Sobald Horst Schmid vollständig genesen ist, will er wieder bergsteigen.

Grenchner Tagblatt

«Ich habe nichts gegen den Pilatus. Ich glaube nicht, dass nächstes Mal irgendetwas schiefgehen wird», sagt Horst Schmid. Der 73-Jährige ist leidenschaftlicher Bergsteiger seit knapp 45 Jahren. Vergangenen Monat ist der Schlieremer das vierte Mal den Pilatus hochgestiegen. Doch beim Runtergehen rutschte er auf dem Felsgeröll aus und fiel. «Es war eigentlich ein relativ flacher Abschnitt.

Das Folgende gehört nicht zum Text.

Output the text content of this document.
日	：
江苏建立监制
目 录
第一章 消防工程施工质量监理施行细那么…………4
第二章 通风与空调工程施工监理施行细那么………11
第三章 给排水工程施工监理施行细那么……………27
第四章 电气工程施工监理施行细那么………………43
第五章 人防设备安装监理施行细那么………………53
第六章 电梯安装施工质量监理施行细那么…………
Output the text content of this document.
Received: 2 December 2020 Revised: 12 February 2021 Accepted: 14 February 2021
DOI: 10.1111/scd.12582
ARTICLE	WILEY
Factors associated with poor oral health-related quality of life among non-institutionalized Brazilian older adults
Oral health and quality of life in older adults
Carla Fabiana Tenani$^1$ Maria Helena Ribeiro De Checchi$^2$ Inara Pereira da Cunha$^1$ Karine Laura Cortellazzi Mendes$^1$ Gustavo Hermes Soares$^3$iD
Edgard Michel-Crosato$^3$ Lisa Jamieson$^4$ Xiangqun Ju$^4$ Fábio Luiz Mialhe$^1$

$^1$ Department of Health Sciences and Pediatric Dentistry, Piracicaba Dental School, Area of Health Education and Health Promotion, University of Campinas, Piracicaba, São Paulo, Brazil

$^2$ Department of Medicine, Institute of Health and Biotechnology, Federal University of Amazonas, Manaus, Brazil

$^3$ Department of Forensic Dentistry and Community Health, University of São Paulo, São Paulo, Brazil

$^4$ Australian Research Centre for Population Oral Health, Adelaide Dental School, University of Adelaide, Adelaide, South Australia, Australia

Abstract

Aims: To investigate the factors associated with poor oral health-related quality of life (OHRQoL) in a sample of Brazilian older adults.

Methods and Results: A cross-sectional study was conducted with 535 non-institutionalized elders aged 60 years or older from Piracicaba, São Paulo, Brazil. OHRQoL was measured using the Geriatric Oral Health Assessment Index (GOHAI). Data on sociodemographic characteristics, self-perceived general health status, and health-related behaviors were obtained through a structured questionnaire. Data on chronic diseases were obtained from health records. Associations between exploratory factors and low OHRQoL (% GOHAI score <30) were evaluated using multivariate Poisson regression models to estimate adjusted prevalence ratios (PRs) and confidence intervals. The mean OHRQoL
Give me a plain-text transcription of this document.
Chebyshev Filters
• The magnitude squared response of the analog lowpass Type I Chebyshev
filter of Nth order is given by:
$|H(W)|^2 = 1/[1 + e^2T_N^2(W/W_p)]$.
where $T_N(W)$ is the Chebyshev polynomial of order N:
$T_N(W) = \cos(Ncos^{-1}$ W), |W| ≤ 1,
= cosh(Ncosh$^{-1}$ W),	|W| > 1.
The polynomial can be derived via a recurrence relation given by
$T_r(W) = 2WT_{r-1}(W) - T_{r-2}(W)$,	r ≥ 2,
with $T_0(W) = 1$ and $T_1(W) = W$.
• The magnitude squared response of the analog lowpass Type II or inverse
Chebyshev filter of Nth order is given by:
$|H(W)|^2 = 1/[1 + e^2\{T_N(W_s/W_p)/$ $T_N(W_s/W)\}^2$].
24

Aber solche Dinge geschehen schnell.»

Als Schmid stürzte, versuchte er aufzustehen. Dabei musste er feststellen, dass er sich vor Schmerz nicht bewegen konnte. «Ich bin auf dem Zahnfleisch gekrochen.» Sofort rief er die Rega an. Kurze Zeit später wurde er mit dem Helikopter abgeholt. «Ich verspürte Erleichterung, weil ich wusste, dass mir geholfen wird.»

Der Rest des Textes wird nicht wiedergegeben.